Die Vorteile von tACS liegen in ihrer relativ hohen Verträglichkeit, geringen Kosten und einfachen Anwendbarkeit. Zu den häufigsten Nebenwirkungen zählen leichte Hautreizungen an der Elektrode, ein Kribbeln auf der Kopfhaut oder Phosphene (Lichtwahrnehmungen), insbesondere bei Stimulation im höheren Frequenzbereich. Kritisch diskutiert wird die Frage, inwieweit der Strom tatsächlich tiefere kortikale Strukturen erreicht und in welchem Ausmaß die beobachteten Effekte auf direkte neuronale Modulation oder periphere (z. B. retinale oder somatosensorische) Reize zurückzuführen sind (Vöröslakos et al., 2018).
Insgesamt stellt die transkranielle Wechselstromstimulation ein vielversprechendes Werkzeug zur Erforschung und potenziellen Beeinflussung neuronaler Dynamiken dar. Aufgrund ihrer Fähigkeit, mit großer Frequenzspezifität in das rhythmische Zusammenspiel des Gehirns einzugreifen, wird sie in Zukunft vermutlich eine bedeutende Rolle in der experimentellen Neurowissenschaft und möglicherweise auch in der personalisierten Therapie neurologischer und psychischer Erkrankungen spielen.
Literatur
Alexander, M. L., Alagapan, S., Lugo, C. E., Mellin, J. M., Lustenberger, C., Rubinow, D. R., & Fröhlich, F. (2019). Double-blind, randomized pilot clinical trial targeting alpha oscillations with transcranial alternating current stimulation (tACS) for the treatment of major depressive disorder (MDD). Translational Psychiatry, 9(1), 106.
Helfrich, R. F., Schneider, T. R., Rach, S., Trautmann-Lengsfeld, S. A., Engel, A. K., & Herrmann, C. S. (2014). Entrainment of brain oscillations by transcranial alternating current stimulation. Current Biology, 24(3), 333–339.

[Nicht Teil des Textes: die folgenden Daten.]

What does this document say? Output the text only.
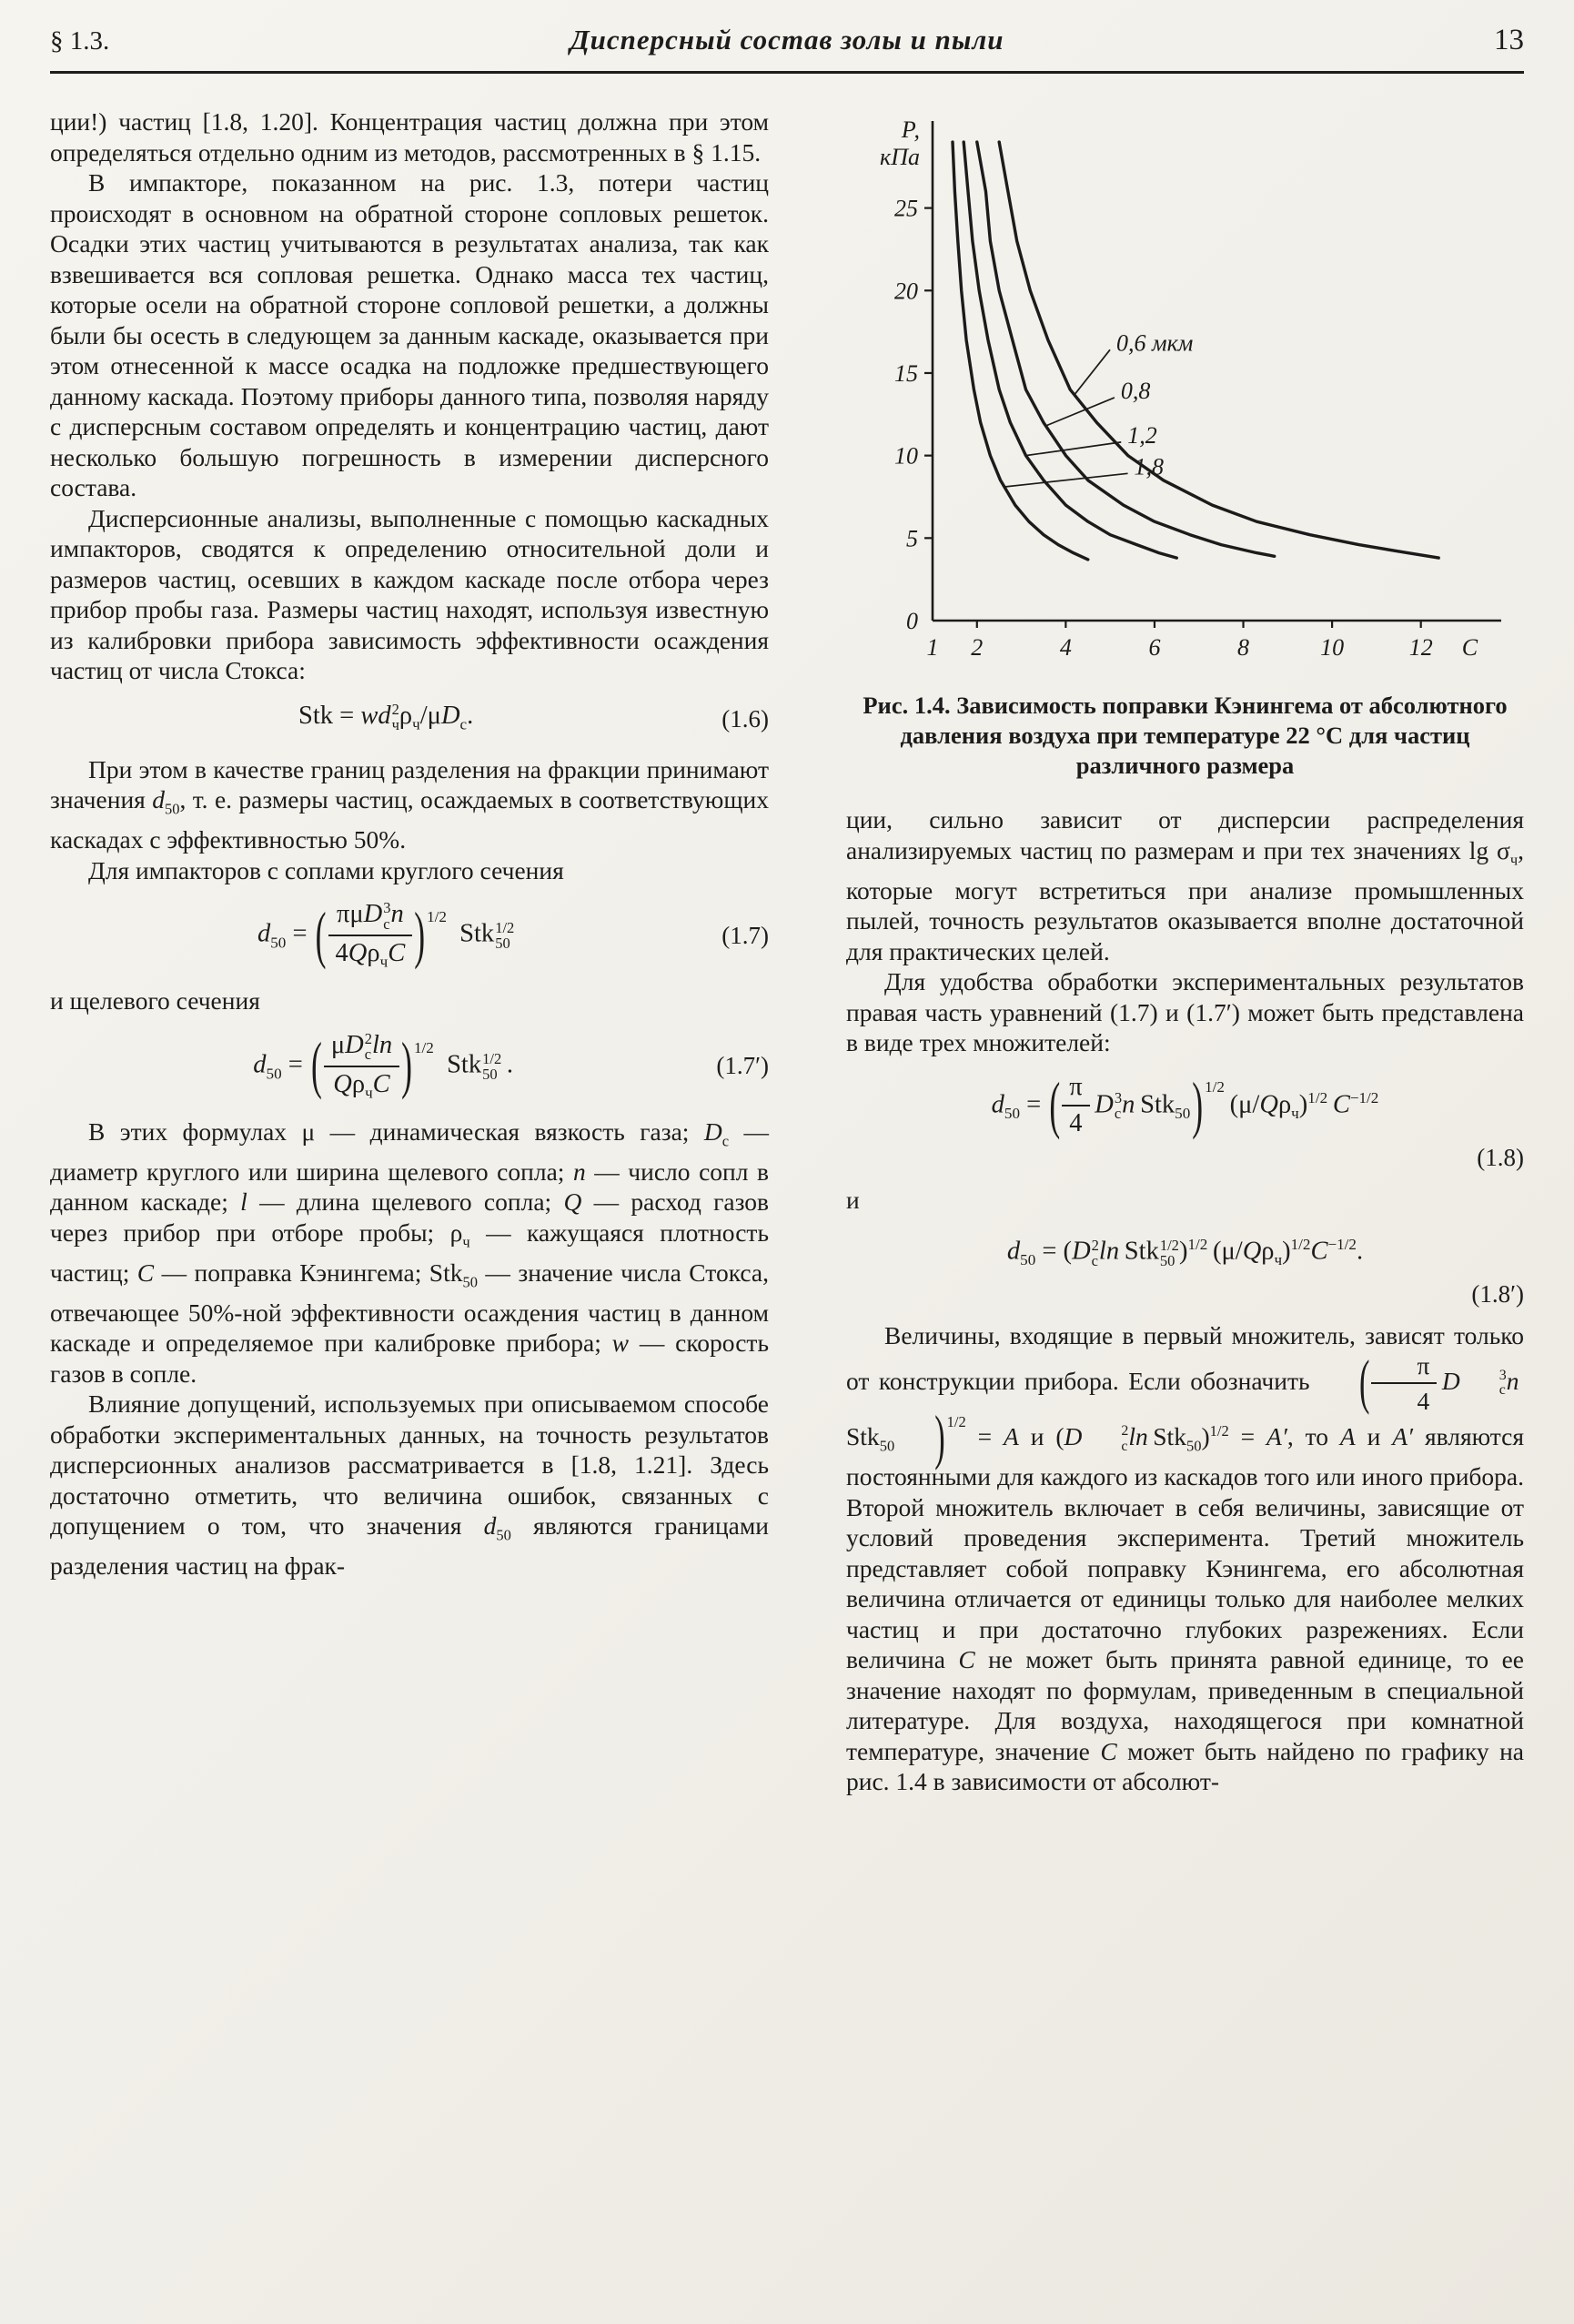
§ 1.3.	Дисперсный состав золы и пыли	13

ции!) частиц [1.8, 1.20]. Концентрация частиц должна при этом определяться отдельно одним из методов, рассмотренных в § 1.15.

В импакторе, показанном на рис. 1.3, потери частиц происходят в основном на обратной стороне сопловых решеток. Осадки этих частиц учитываются в результатах анализа, так как взвешивается вся сопловая решетка. Однако масса тех частиц, которые осели на обратной стороне сопловой решетки, а должны были бы осесть в следующем за данным каскаде, оказывается при этом отнесенной к массе осадка на подложке предшествующего данному каскада. Поэтому приборы данного типа, позволяя наряду с дисперсным составом определять и концентрацию частиц, дают несколько большую погрешность в измерении дисперсного состава.

Дисперсионные анализы, выполненные с помощью каскадных импакторов, сводятся к определению относительной доли и размеров частиц, осевших в каждом каскаде после отбора через прибор пробы газа. Размеры частиц находят, используя известную из калибровки прибора зависимость эффективности осаждения частиц от числа Стокса:

Stk = wd 2
ч $\rho_ч/\mu D_с$.	(1.6)

При этом в качестве границ разделения на фракции принимают значения $d_{50}$, т. е. размеры частиц, осаждаемых в соответствующих каскадах с эффективностью 50%.

Для импакторов с соплами круглого сечения

$d_{50}$ = ( πμD 3
с n
$4Q\rho_чC$ ) $^{1/2}$  Stk 1/2
50	(1.7)

и щелевого сечения

$d_{50}$ = ( μD 2
с ln
$Q\rho_чC$ ) $^{1/2}$  Stk 1/2
50  .	(1.7′)

В этих формулах μ — динамическая вязкость газа; $D_с$ — диаметр круглого или ширина щелевого сопла; n — число сопл в данном каскаде; l — длина щелевого сопла; Q — расход газов через прибор при отборе пробы; $\rho_ч$ — кажущаяся плотность частиц; C — поправка Кэнингема; Stk$_{50}$ — значение числа Стокса, отвечающее 50%-ной эффективности осаждения частиц в данном каскаде и определяемое при калибровке прибора; w — скорость газов в сопле.

Влияние допущений, используемых при описываемом способе обработки экспериментальных данных, на точность результатов дисперсионных анализов рассматривается в [1.8, 1.21]. Здесь достаточно отметить, что величина ошибок, связанных с допущением о том, что значения $d_{50}$ являются границами разделения частиц на фрак-

0
5
10
15
20
25
1 2	4	6	8	10	12
Р,
кПа
С
0,6 мкм
0,8
1,2
1,8
Рис. 1.4. Зависимость поправки Кэнингема от абсолютного давления воздуха при температуре 22 °С для частиц различного размера

ции, сильно зависит от дисперсии распределения анализируемых частиц по размерам и при тех значениях $\lg \sigma_ч$, которые могут встретиться при анализе промышленных пылей, точность результатов оказывается вполне достаточной для практических целей.

Для удобства обработки экспериментальных результатов правая часть уравнений (1.7) и (1.7′) может быть представлена в виде трех множителей:

$d_{50}$ = ( $\frac{\pi}{4}$
  D 3
с n Stk$_{50}$) $^{1/2}$ $(\mu/Q\rho_ч)^{1/2}$  $C^{-1/2}$
(1.8)

и

$d_{50} = (D$ 2
с ln Stk 1/2
50 )$^{1/2}$ $(\mu/Q\rho_ч)^{1/2}C^{-1/2}$.
(1.8′)

Величины, входящие в первый множитель, зависят только от конструкции прибора. Если обозначить ( $\frac{\pi}{4}$
  D	3
с n Stk$_{50}$ ) $^{1/2}$ = A и (D	2
с ln Stk$_{50}$)$^{1/2}$ = A′, то A и A′ являются постоянными для каждого из каскадов того или иного прибора. Второй множитель включает в себя величины, зависящие от условий проведения эксперимента. Третий множитель представляет собой поправку Кэнингема, его абсолютная величина отличается от единицы только для наиболее мелких частиц и при достаточно глубоких разрежениях. Если величина C не может быть принята равной единице, то ее значение находят по формулам, приведенным в специальной литературе. Для воздуха, находящегося при комнатной температуре, значение C может быть найдено по графику на рис. 1.4 в зависимости от абсолют-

Polanía, R., Nitsche, M. A., Korman, C., Batsikadze, G., & Paulus, W. (2012). The importance of timing in segregated theta phase-coupling for cognitive performance. Current Biology, 22(14), 1314–1318.
Vöröslakos, M., Takeuchi, Y., Brinyiczki, K., Zombori, T., Oliva, A., Fernández-Ruiz, A., … & Buzsáki, G. (2018). Direct effects of transcranial electric stimulation on brain circuits in rats and humans. Nature Communications, 9, 483.